Logan leaned his head back against the railing of the porch and rubbed a hand over his face. “Stryker was my past.”
She shook her head vehemently. “You weren’t the reason why we were on that mission.”
“There should have been another way though.”
She huffed. “Yes, there should. There wasn’t, though. She chose our lives over her own.”
He gave an exasperated grunt. “And who the hell asked her to take that decision away from us?”
A small smile tugged at the corner of Rogue’s mouth. “She did it to give us the possibility to make decisions *now*.” She rubbed her thumb over his knuckles soothingly. “I think she’d like if we did.” She paused, considering saying more, pouring her heart out to him, but then only nestled closer to him.
Silence stretched between them, so heavy with unspoken words that it was almost tangible. Then, “What if I told you that I love you?”
A warm, contented feeling spread out through her body, joy at finally hearing the words from him, and joy that he’d finally get to hear them. “Then I’d tell you that I love you too. And that maybe the time’s right for a new beginning,” she answered softly.
He heaved a sigh. “If I begin, there’s no way back, Marie. I won’t be able to stop. And what if some day there’s no other way for you? You go and make a choice? I don’t think I could resist the darkness, Marie, I couldn’t. I’ve been in the dark for too long. It’d be so easy to go back.”

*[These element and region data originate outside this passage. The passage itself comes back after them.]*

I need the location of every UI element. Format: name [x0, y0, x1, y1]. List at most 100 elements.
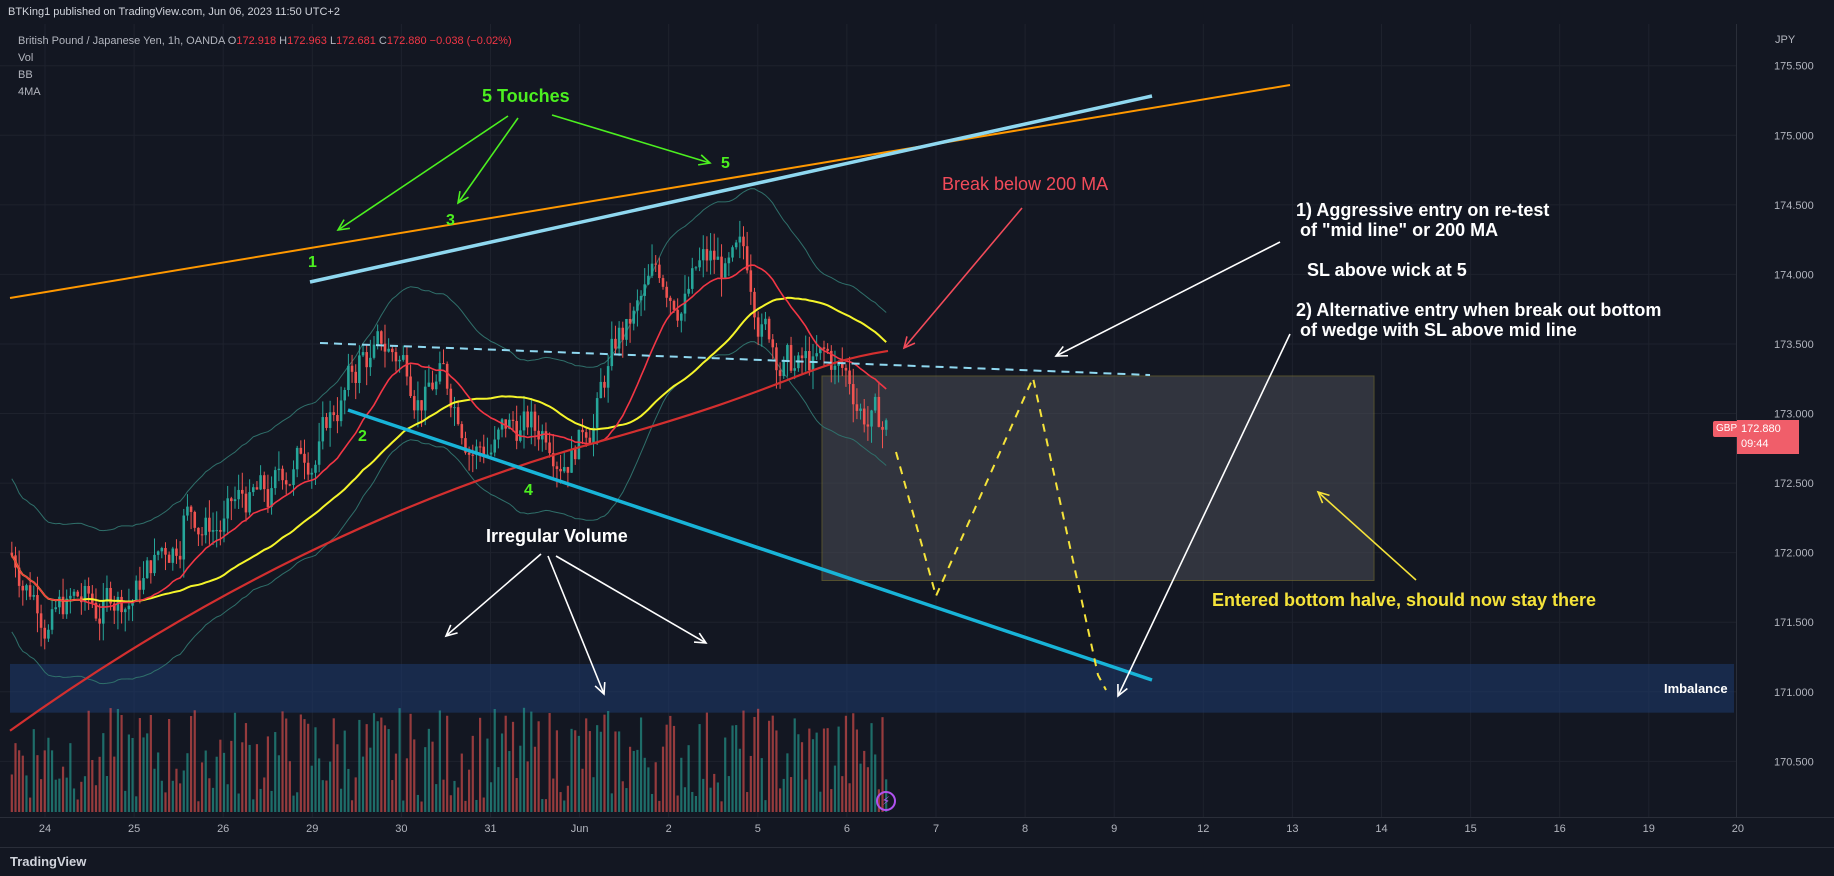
candle-body	[21, 585, 25, 591]
candle-body	[680, 313, 683, 321]
indicator-vol[interactable]: Vol	[18, 52, 34, 64]
candle-body	[58, 596, 61, 608]
volume-bar	[131, 737, 134, 812]
volume-bar	[815, 732, 818, 812]
volume-bar	[574, 730, 577, 812]
candle-body	[676, 309, 679, 321]
candle-body	[665, 286, 668, 298]
time-axis[interactable]	[0, 817, 1834, 848]
candle-body	[873, 396, 877, 411]
volume-bar	[292, 795, 295, 812]
volume-bar	[402, 800, 405, 812]
volume-bar	[179, 783, 182, 812]
candle-body	[72, 591, 76, 596]
candle-body	[339, 400, 343, 422]
candle-body	[167, 554, 171, 563]
volume-bar	[541, 799, 544, 812]
candle-body	[412, 396, 416, 411]
volume-bar	[424, 747, 427, 812]
candle-body	[508, 419, 511, 429]
volume-bar	[650, 793, 654, 812]
volume-bar	[409, 713, 412, 812]
volume-bar	[457, 787, 460, 812]
volume-bar	[533, 746, 537, 812]
volume-bar	[211, 787, 215, 812]
volume-bar	[383, 725, 387, 812]
candle-body	[478, 446, 482, 448]
volume-bar	[603, 714, 606, 812]
volume-bar	[874, 754, 877, 812]
tradingview-logo[interactable]: TradingView	[10, 854, 87, 869]
candle-body	[734, 242, 738, 248]
volume-bar	[285, 718, 288, 812]
volume-bar	[182, 770, 185, 812]
candle-body	[500, 419, 504, 430]
candle-body	[149, 560, 153, 574]
candle-body	[530, 411, 533, 428]
volume-bar	[372, 713, 376, 812]
touch-label-5: 5	[721, 155, 730, 172]
candle-body	[822, 347, 826, 349]
candle-body	[248, 492, 251, 513]
candle-body	[551, 453, 555, 467]
candle-body	[303, 453, 306, 463]
volume-bar	[442, 779, 445, 812]
candle-body	[840, 362, 844, 368]
indicator-bb[interactable]: BB	[18, 69, 33, 81]
candle-body	[738, 236, 742, 243]
candle-body	[760, 324, 764, 337]
arrow-touch-3-head	[456, 191, 469, 205]
candle-body	[123, 609, 127, 613]
candle-body	[36, 595, 39, 614]
volume-bar	[332, 718, 335, 812]
candle-body	[705, 249, 709, 261]
candle-body	[186, 506, 189, 516]
candle-body	[800, 355, 804, 359]
candle-body	[526, 411, 529, 428]
imbalance-zone	[10, 663, 1734, 713]
volume-bar	[599, 731, 602, 812]
candle-body	[647, 275, 650, 285]
volume-bar	[764, 800, 767, 812]
volume-bar	[504, 715, 507, 812]
candle-body	[614, 338, 617, 349]
volume-bar	[65, 777, 68, 812]
lightning-icon[interactable]: ⚡	[876, 791, 896, 811]
volume-bar	[837, 726, 840, 812]
arrow-touch-1-head	[336, 219, 350, 232]
volume-bar	[628, 746, 632, 812]
volume-bar	[460, 753, 463, 812]
candle-body	[830, 350, 833, 370]
volume-bar	[255, 744, 259, 812]
candle-body	[376, 331, 379, 345]
candle-body	[391, 348, 394, 353]
candle-body	[47, 629, 50, 639]
candle-body	[709, 250, 712, 261]
candle-body	[859, 408, 862, 411]
volume-bar	[621, 781, 624, 812]
candle-body	[504, 419, 507, 429]
volume-bar	[665, 724, 668, 812]
candle-body	[270, 488, 273, 507]
candle-body	[332, 412, 336, 416]
candle-body	[588, 437, 592, 443]
volume-bar	[636, 749, 639, 812]
open-value: 172.918	[236, 35, 277, 47]
volume-bar	[61, 766, 65, 812]
candle-body	[328, 412, 332, 428]
lower-wedge-line	[347, 408, 1153, 682]
candle-body	[855, 404, 859, 411]
volume-bar	[266, 736, 270, 812]
candle-body	[347, 365, 350, 390]
volume-bar	[720, 801, 723, 812]
symbol-legend[interactable]: British Pound / Japanese Yen, 1h, OANDA …	[18, 35, 512, 47]
volume-bar	[87, 710, 90, 812]
candle-body	[336, 415, 339, 422]
volume-bar	[863, 750, 866, 812]
indicator-4ma[interactable]: 4MA	[18, 86, 41, 98]
open-label: O	[227, 35, 237, 47]
volume-bar	[782, 778, 785, 812]
volume-bar	[826, 728, 829, 812]
candle-body	[442, 363, 445, 365]
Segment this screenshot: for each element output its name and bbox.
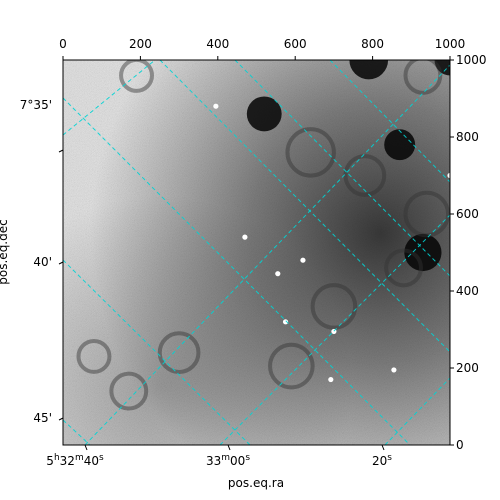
y-tick-label-0: 0 — [456, 438, 464, 452]
bright-source-6 — [447, 172, 450, 179]
bright-source-3 — [328, 376, 334, 383]
grid-line-2 — [219, 214, 450, 445]
dark-shell-9 — [119, 60, 155, 93]
world-axes: 5h32m40s 33m00s 20s 7°35' 40' 45' — [20, 98, 392, 468]
y-tick-label-3: 600 — [456, 207, 479, 221]
x-tick-label-4: 800 — [361, 37, 384, 51]
bright-source-7 — [275, 271, 281, 277]
plot-frame — [62, 59, 451, 446]
dark-shell-4 — [384, 248, 423, 288]
x-tick-label-2: 400 — [206, 37, 229, 51]
heatmap-image — [63, 60, 450, 445]
y-axis-label: pos.eq.dec — [0, 219, 10, 284]
ra-tick-label-1: 33m00s — [206, 453, 250, 468]
x-tick-label-3: 600 — [284, 37, 307, 51]
grid-line-3 — [384, 377, 450, 445]
wcs-grid — [63, 60, 450, 445]
dec-tick-mark-2 — [58, 417, 64, 421]
dark-shell-1 — [268, 342, 315, 390]
y-tick-label-1: 200 — [456, 361, 479, 375]
dark-blob-2 — [434, 60, 450, 76]
dark-blob-1 — [349, 60, 389, 80]
dark-blob-0 — [404, 233, 442, 272]
dark-blob-4 — [246, 96, 282, 132]
dark-shell-3 — [76, 338, 112, 374]
dark-shell-0 — [109, 371, 149, 411]
dark-shell-2 — [310, 283, 358, 330]
dec-tick-mark-1 — [58, 261, 64, 265]
grid-line-8 — [234, 60, 450, 277]
dark-blob-3 — [384, 129, 416, 161]
grid-line-9 — [329, 60, 450, 183]
dec-tick-label-0: 7°35' — [20, 98, 52, 112]
x-axis-label: pos.eq.ra — [228, 476, 284, 490]
x-tick-label-5: 1000 — [435, 37, 466, 51]
dark-shell-8 — [285, 127, 336, 178]
bright-source-4 — [213, 103, 219, 109]
y-tick-label-4: 800 — [456, 130, 479, 144]
y-tick-label-5: 1000 — [456, 53, 487, 67]
dark-shell-6 — [343, 154, 387, 197]
y-tick-label-2: 400 — [456, 284, 479, 298]
ra-tick-label-0: 5h32m40s — [46, 453, 104, 468]
ra-tick-mark-0 — [84, 444, 88, 451]
bright-source-1 — [282, 319, 289, 325]
bright-source-0 — [300, 257, 306, 263]
grid-line-6 — [63, 419, 91, 445]
grid-line-0 — [63, 60, 156, 136]
grid-line-4 — [63, 97, 411, 445]
grid-line-1 — [84, 64, 450, 445]
x-tick-label-0: 0 — [59, 37, 67, 51]
dec-tick-label-1: 40' — [33, 255, 52, 269]
ra-tick-label-2: 20s — [372, 453, 392, 468]
dark-shell-7 — [403, 190, 450, 238]
grid-line-7 — [159, 60, 450, 353]
dec-tick-mark-0 — [58, 149, 64, 153]
x-tick-label-1: 200 — [129, 37, 152, 51]
bright-source-5 — [242, 234, 248, 240]
pixel-axes: 0 200 400 600 800 1000 0 200 400 600 800 1000 — [59, 37, 486, 452]
ra-tick-mark-1 — [227, 444, 231, 451]
bright-source-8 — [391, 367, 397, 373]
dec-tick-label-2: 45' — [33, 411, 52, 425]
grid-line-5 — [63, 259, 251, 445]
ra-tick-mark-2 — [381, 444, 385, 451]
dark-shell-5 — [157, 331, 201, 374]
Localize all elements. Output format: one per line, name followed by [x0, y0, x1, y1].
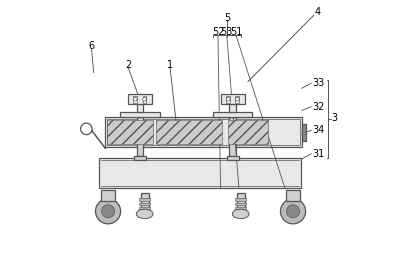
Bar	[139, 207, 150, 210]
Bar	[230, 117, 236, 156]
Bar	[136, 117, 144, 156]
Bar	[107, 120, 153, 144]
Text: 33: 33	[313, 78, 325, 88]
Circle shape	[143, 98, 146, 101]
Text: 2: 2	[125, 60, 131, 70]
Bar	[120, 112, 160, 117]
Circle shape	[96, 199, 121, 224]
Circle shape	[81, 123, 92, 135]
Circle shape	[134, 98, 137, 101]
Ellipse shape	[232, 209, 249, 219]
Text: 5: 5	[224, 13, 230, 23]
Bar	[235, 198, 246, 201]
Bar	[228, 120, 268, 144]
Bar	[143, 96, 146, 103]
Bar	[226, 96, 230, 103]
Bar	[101, 190, 115, 201]
Bar	[235, 203, 246, 205]
Circle shape	[280, 199, 306, 224]
Circle shape	[102, 205, 114, 218]
Text: 34: 34	[313, 125, 325, 135]
Text: 31: 31	[313, 149, 325, 159]
Text: 32: 32	[313, 102, 325, 112]
Bar	[213, 112, 253, 117]
Text: 6: 6	[89, 42, 95, 52]
Bar	[221, 94, 245, 104]
Bar	[134, 96, 137, 103]
Bar	[128, 94, 152, 104]
Circle shape	[287, 205, 300, 218]
Bar	[302, 124, 306, 141]
Text: 4: 4	[315, 7, 321, 17]
Text: 3: 3	[332, 113, 338, 123]
Bar	[227, 156, 239, 160]
Bar	[107, 119, 300, 145]
Bar	[139, 198, 150, 201]
Text: 1: 1	[167, 60, 173, 70]
Bar	[141, 193, 149, 213]
Bar	[105, 117, 302, 147]
Circle shape	[226, 98, 230, 101]
Text: 51: 51	[230, 27, 243, 37]
Bar	[230, 104, 236, 112]
Bar	[134, 156, 146, 160]
Bar	[235, 207, 246, 210]
Bar	[156, 120, 223, 144]
Circle shape	[235, 98, 239, 101]
Bar	[237, 193, 245, 213]
Bar	[235, 96, 239, 103]
Text: 53: 53	[220, 27, 233, 37]
Text: 52: 52	[212, 27, 224, 37]
Bar	[139, 203, 150, 205]
Bar	[99, 158, 301, 188]
Ellipse shape	[136, 209, 153, 219]
Bar	[286, 190, 300, 201]
Bar	[136, 104, 144, 112]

She scooted around until she was on her knees, facing him, their noses almost touching, “When Jean died, she gave us the chance to *live*. With everything that comes with it. Take that chance,” she breathed. “Please, let us take that chance, Logan.”
He was quiet for a heartbeat, two, three. Then, she suddenly felt the brush of his lips against hers, and she knew that from the ashes of death and grief, something new and alive was born tonight.
They still sat on the stairs of the porch, wrapped up in each other’s arms, when dawn broke and tinged the dark horizon with a line of light. Thin, but steadily expanding.
From the forest, they watched Scott slowly make his way towards them, pale, shaken, but another survivor of the night. Five years, and the wounds were slowly healing.